When dealing with algebraic equations involving fractions, finding a common denominator is crucial. A common denominator allows us to combine fractions, making them easier to work with. In our equation, we have two terms: \( \frac{2}{x} \) and \( \frac{1}{2x} \). To combine these, we need to identify a common denominator. The least common denominator in this case is \( 2x \), because it can encompass both denominators ('x' and '2x').
To adjust the fractions to this common denominator, we multiply the numerator and denominator of the first fraction by 2: \( \frac{2 \cdot 2}{x \cdot 2} = \frac{4}{2x} \). Now our equation becomes \( \frac{4}{2x} + \frac{1}{2x} = 7 \).

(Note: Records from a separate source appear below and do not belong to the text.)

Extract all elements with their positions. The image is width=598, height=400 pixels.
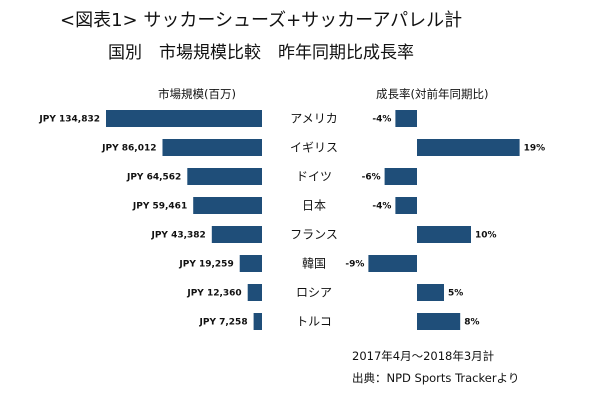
market-size-header: 市場規模(百万)	[158, 87, 236, 101]
source-note: 出典：NPD Sports Trackerより	[352, 371, 520, 385]
market-size-value-label: JPY 64,562	[126, 173, 181, 183]
country-label: アメリカ	[290, 112, 337, 126]
growth-rate-value-label: 8%	[464, 318, 479, 328]
market-size-bar	[193, 197, 262, 214]
country-label: トルコ	[296, 315, 332, 329]
growth-rate-bar	[417, 284, 444, 301]
growth-rate-bar	[395, 110, 417, 127]
chart-subtitle: 国別 市場規模比較 昨年同期比成長率	[108, 43, 414, 63]
country-label: イギリス	[290, 141, 338, 155]
growth-rate-bar	[384, 168, 417, 185]
market-size-bar	[162, 139, 262, 156]
growth-rate-header: 成長率(対前年同期比)	[376, 87, 489, 101]
country-label: 韓国	[302, 257, 326, 271]
country-label: フランス	[290, 228, 338, 242]
growth-rate-value-label: -6%	[362, 173, 381, 183]
market-size-bars: JPY 134,832 JPY 86,012 JPY 64,562 JPY 59,46…	[38, 110, 262, 330]
growth-rate-bar	[395, 197, 417, 214]
market-size-value-label: JPY 134,832	[38, 115, 100, 125]
growth-rate-bar	[368, 255, 417, 272]
country-label: 日本	[302, 199, 326, 213]
period-note: 2017年4月～2018年3月計	[352, 349, 495, 363]
growth-rate-bars: -4% 19% -6% -4% 10% -9% 5% 8%	[345, 110, 545, 330]
market-size-value-label: JPY 59,461	[132, 202, 187, 212]
market-size-value-label: JPY 43,382	[150, 231, 205, 241]
growth-rate-value-label: -4%	[372, 115, 391, 125]
growth-rate-value-label: 10%	[475, 231, 497, 241]
growth-rate-value-label: -4%	[372, 202, 391, 212]
growth-rate-value-label: -9%	[345, 260, 364, 270]
market-size-bar	[253, 313, 262, 330]
market-size-value-label: JPY 86,012	[101, 144, 156, 154]
growth-rate-value-label: 19%	[524, 144, 546, 154]
growth-rate-bar	[417, 313, 461, 330]
country-label: ロシア	[296, 286, 332, 300]
market-size-value-label: JPY 12,360	[186, 289, 241, 299]
market-size-value-label: JPY 7,258	[199, 318, 248, 328]
growth-rate-bar	[417, 226, 471, 243]
growth-rate-value-label: 5%	[448, 289, 463, 299]
chart-title: <図表1> サッカーシューズ+サッカーアパレル計	[60, 10, 463, 31]
market-size-value-label: JPY 19,259	[178, 260, 233, 270]
market-size-bar	[239, 255, 262, 272]
market-size-bar	[106, 110, 262, 127]
market-size-bar	[187, 168, 262, 185]
market-size-bar	[211, 226, 262, 243]
country-label: ドイツ	[296, 170, 332, 184]
growth-rate-bar	[417, 139, 520, 156]
market-size-bar	[247, 284, 262, 301]
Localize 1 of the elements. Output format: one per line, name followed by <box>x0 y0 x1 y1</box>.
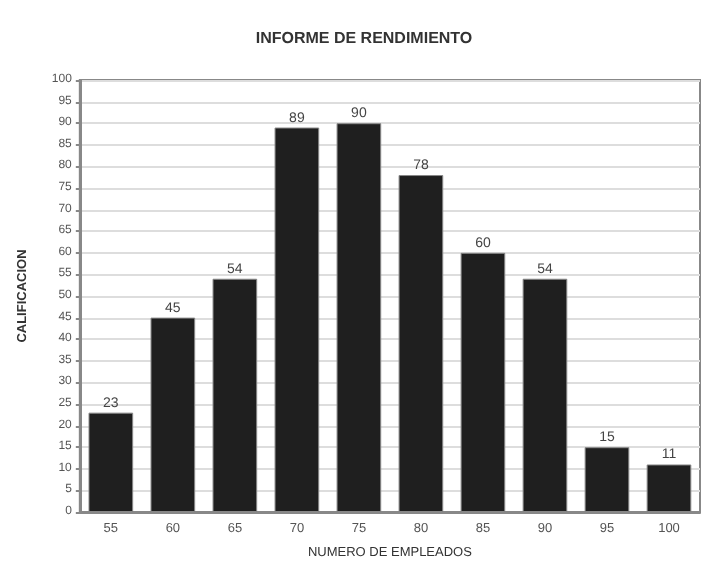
chart-title: INFORME DE RENDIMIENTO <box>255 29 473 47</box>
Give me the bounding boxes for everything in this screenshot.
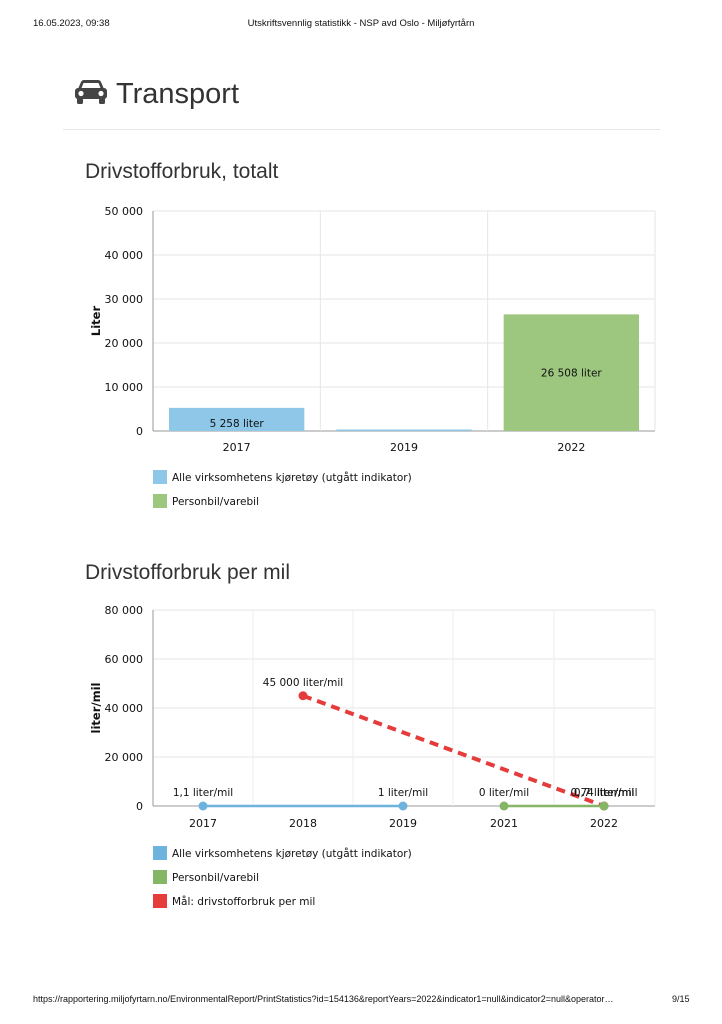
- print-document-title: Utskriftsvennlig statistikk - NSP avd Os…: [247, 18, 475, 29]
- y-tick-label: 60 000: [105, 653, 144, 666]
- legend-label: Personbil/varebil: [172, 872, 259, 884]
- point-data-label: 0,7 liter/mil: [574, 787, 634, 799]
- x-tick-label: 2022: [590, 817, 618, 830]
- legend-label: Mål: drivstofforbruk per mil: [172, 895, 315, 908]
- chart-title-per-mil: Drivstofforbruk per mil: [85, 561, 290, 584]
- legend-label: Alle virksomhetens kjøretøy (utgått indi…: [172, 847, 412, 860]
- point-data-label: 1 liter/mil: [378, 787, 428, 799]
- legend-swatch: [153, 870, 167, 884]
- bar: [503, 314, 639, 431]
- x-tick-label: 2017: [223, 441, 251, 454]
- point-data-label: 0 liter/mil: [479, 787, 529, 799]
- legend-swatch: [153, 470, 167, 484]
- section-title: Transport: [116, 78, 240, 110]
- chart-total-fuel: 0 10 000 20 000 30 000 40 000 50 000 Liter 2017…: [89, 205, 656, 508]
- y-tick-label: 40 000: [105, 702, 144, 715]
- y-tick-label: 0: [136, 800, 143, 813]
- legend-swatch: [153, 894, 167, 908]
- y-tick-label: 10 000: [105, 381, 144, 394]
- legend-label: Personbil/varebil: [172, 496, 259, 508]
- data-point: [599, 801, 609, 811]
- bar-data-label: 5 258 liter: [210, 418, 265, 430]
- target-series-line: [302, 693, 605, 808]
- bar: [336, 429, 472, 431]
- y-axis-title: liter/mil: [89, 683, 103, 734]
- y-tick-label: 80 000: [105, 604, 144, 617]
- y-tick-label: 20 000: [105, 751, 144, 764]
- legend-swatch: [153, 846, 167, 860]
- y-tick-label: 40 000: [105, 249, 144, 262]
- x-tick-label: 2019: [389, 817, 417, 830]
- x-tick-label: 2017: [189, 817, 217, 830]
- y-tick-label: 50 000: [105, 205, 144, 218]
- y-tick-label: 0: [136, 425, 143, 438]
- chart-title-total: Drivstofforbruk, totalt: [85, 160, 279, 183]
- car-icon: [74, 78, 108, 111]
- section-divider: [63, 129, 660, 130]
- point-data-label: 45 000 liter/mil: [263, 677, 343, 689]
- data-point: [198, 801, 208, 811]
- data-point: [298, 691, 308, 701]
- section-heading: Transport: [74, 78, 239, 111]
- point-data-label: 1,1 liter/mil: [173, 787, 233, 799]
- y-tick-label: 30 000: [105, 293, 144, 306]
- y-axis-title: Liter: [89, 306, 103, 337]
- point-data-label: 0,74 liter/mil: [570, 787, 637, 799]
- x-tick-label: 2018: [289, 817, 317, 830]
- x-tick-label: 2019: [390, 441, 418, 454]
- print-datetime: 16.05.2023, 09:38: [33, 18, 110, 29]
- data-point: [499, 801, 509, 811]
- legend-label: Alle virksomhetens kjøretøy (utgått indi…: [172, 471, 412, 484]
- footer-page-number: 9/15: [672, 994, 690, 1004]
- bar: [169, 407, 305, 431]
- chart-fuel-per-mil: 0 20 000 40 000 60 000 80 000 liter/mil 2017 20…: [89, 604, 656, 908]
- data-point: [398, 801, 408, 811]
- x-tick-label: 2022: [557, 441, 585, 454]
- y-tick-label: 20 000: [105, 337, 144, 350]
- footer-url: https://rapportering.miljofyrtarn.no/Env…: [33, 994, 614, 1004]
- legend-swatch: [153, 494, 167, 508]
- x-tick-label: 2021: [490, 817, 518, 830]
- bar-data-label: 26 508 liter: [541, 368, 602, 380]
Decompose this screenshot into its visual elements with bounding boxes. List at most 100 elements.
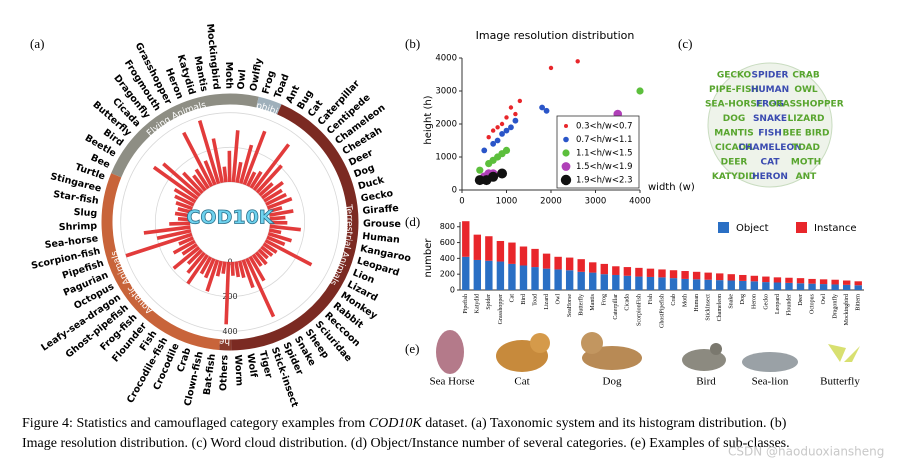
y-tick-label: 600 bbox=[440, 238, 455, 247]
cloud-word: CAT bbox=[760, 158, 780, 168]
scatter-point bbox=[499, 131, 505, 137]
legend-marker bbox=[562, 149, 570, 157]
x-tick-label: Mockingbird bbox=[844, 294, 850, 325]
bar-segment bbox=[508, 263, 516, 290]
bar-segment bbox=[854, 281, 862, 286]
caption-label: Figure 4: bbox=[22, 416, 73, 431]
radial-bar bbox=[174, 194, 195, 207]
cat-head bbox=[530, 333, 550, 353]
bar-segment bbox=[739, 280, 747, 290]
scatter-point bbox=[494, 137, 501, 144]
bar-segment bbox=[692, 271, 701, 280]
y-tick-label: 3000 bbox=[435, 87, 457, 97]
bar-segment bbox=[554, 256, 562, 270]
y-tick-label: 400 bbox=[440, 254, 455, 263]
x-tick-label: 0 bbox=[459, 197, 464, 207]
y-tick-label: 1000 bbox=[435, 153, 457, 163]
caption-line: Figure 4: Statistics and camouflaged cat… bbox=[22, 416, 787, 431]
cloud-word: SEA-HORSE bbox=[705, 100, 763, 110]
cloud-word: BEE BIRD bbox=[783, 129, 830, 139]
bar-segment bbox=[612, 266, 620, 275]
r-tick-label: 200 bbox=[222, 292, 237, 301]
radial-bar bbox=[169, 221, 191, 226]
cloud-word: GRASSHOPPER bbox=[768, 100, 843, 110]
legend-marker bbox=[561, 162, 571, 171]
x-tick-label: GhostPipefish bbox=[658, 294, 665, 328]
y-tick-label: 0 bbox=[452, 186, 457, 196]
radial-bar bbox=[186, 251, 206, 274]
radial-bar bbox=[269, 224, 301, 232]
scatter-point bbox=[499, 121, 505, 127]
scatter-point bbox=[508, 124, 514, 131]
bar-segment bbox=[727, 280, 735, 290]
cloud-word: GECKO bbox=[717, 71, 752, 81]
x-tick-label: Cicada bbox=[625, 294, 631, 311]
x-tick-label: Bird bbox=[521, 294, 527, 305]
radial-bar bbox=[267, 231, 293, 243]
bar-segment bbox=[554, 269, 562, 290]
bar-segment bbox=[704, 279, 712, 290]
group-ring bbox=[231, 104, 359, 351]
bar-segment bbox=[681, 271, 689, 279]
watermark: CSDN @haoduoxiansheng bbox=[728, 445, 884, 459]
radial-bar bbox=[266, 235, 286, 247]
cloud-word: TOAD bbox=[792, 143, 820, 153]
radial-bar bbox=[194, 168, 210, 190]
bar-segment bbox=[485, 260, 493, 290]
scatter-point bbox=[508, 105, 514, 110]
panel-label: (b) bbox=[405, 36, 420, 51]
cloud-disc bbox=[707, 62, 833, 188]
radial-bar bbox=[186, 253, 209, 285]
bar-segment bbox=[589, 262, 597, 273]
x-tick-label: Owl bbox=[555, 294, 561, 305]
radial-bar bbox=[156, 228, 192, 241]
radial-bar bbox=[211, 138, 224, 184]
bar-segment bbox=[496, 261, 505, 290]
y-tick-label: 800 bbox=[440, 222, 455, 231]
panel-label: (c) bbox=[678, 36, 692, 51]
bar-segment bbox=[796, 283, 805, 290]
caption-dataset: COD10K bbox=[369, 416, 423, 431]
scatter-point bbox=[512, 117, 519, 124]
radial-bar bbox=[241, 259, 255, 289]
bar-segment bbox=[623, 267, 632, 276]
x-tick-label: Heron bbox=[752, 294, 758, 309]
x-tick-label: 3000 bbox=[585, 197, 607, 207]
category-label: Giraffe bbox=[362, 203, 399, 217]
bar-segment bbox=[635, 267, 643, 277]
bar-segment bbox=[819, 284, 828, 290]
bar-segment bbox=[658, 277, 666, 290]
bar-segment bbox=[623, 275, 632, 290]
example-label: Bird bbox=[696, 376, 716, 388]
radial-bar bbox=[266, 197, 293, 210]
example-label: Cat bbox=[514, 376, 529, 388]
cloud-word: HUMAN bbox=[751, 85, 789, 95]
bar-segment bbox=[600, 263, 608, 275]
legend-label: 0.3<h/w<0.7 bbox=[576, 122, 632, 132]
x-tick-label: Caterpillar bbox=[613, 294, 619, 320]
radial-bar bbox=[143, 225, 191, 235]
bar-segment bbox=[600, 274, 608, 290]
radial-bar bbox=[268, 206, 283, 214]
radial-bar bbox=[257, 248, 269, 260]
bar-segment bbox=[773, 282, 782, 290]
r-tick-label: 0 bbox=[227, 258, 232, 267]
category-label: Owl bbox=[236, 69, 249, 90]
scatter-point bbox=[502, 146, 511, 154]
radial-bar bbox=[258, 182, 274, 197]
bar-segment bbox=[577, 259, 585, 272]
chart-title: Image resolution distribution bbox=[476, 29, 635, 42]
bar-segment bbox=[577, 271, 585, 290]
bar-segment bbox=[842, 284, 851, 290]
r-grid bbox=[154, 146, 306, 298]
scatter-point bbox=[497, 168, 508, 179]
x-tick-label: Dog bbox=[740, 294, 746, 304]
radial-bar bbox=[246, 171, 257, 187]
y-tick-label: 4000 bbox=[435, 54, 457, 64]
example-label: Sea Horse bbox=[430, 376, 475, 388]
radial-bar bbox=[125, 232, 193, 258]
cloud-word: MANTIS bbox=[714, 129, 753, 139]
r-tick-label: 400 bbox=[222, 327, 237, 336]
bar-segment bbox=[704, 272, 712, 280]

This simplification step is essential as it allows us to directly compare and combine the fractions. When fractions have the same denominator, we can add or subtract their numerators directly, simplifying the algebraic equation process.

A graphical solution involves plotting the equations on a graph to visualize where they intersect. This method helps confirm the solution you derived algebraically, and can sometimes reveal additional solutions or insights.
In our case, the equations are \( y = \frac{2}{x} + \frac{1}{2x} \) and \( y = 7 \). By plotting these, we observe where the curve \( y = \frac{2}{x} + \frac{1}{2x} \) intersects with the horizontal line \( y = 7 \). This intersection represents the solution for \( x \).
As you plot, note that the curve approaches \( x = \frac{5}{14} \) where it intersects the line. This graphically confirms the algebraic solution. Graphical methods are particularly useful if the equation does not resolve neatly using algebra alone.

Solving equations with fractions requires careful manipulation to remove the fractions from the equation, making the problem easier to solve. Essentially, you want to "clear" fractions to simplify the equation.
Take our simplified equation \( \frac{5}{2x} = 7 \). To solve for \( x \), multiply both sides by \( 2x \) to eliminate the fraction. This gives you: \( 5 = 14x \). Now it's a simple linear equation, easily solved by isolating \( x \).
Divide both sides by 14 to solve: \( x = \frac{5}{14} \).
This method of dealing with fractions—finding common denominators, simplifying equations, and eliminating fractions—is a powerful strategy. It transforms complex algebraic terms into simpler linear forms, making solutions more straightforward.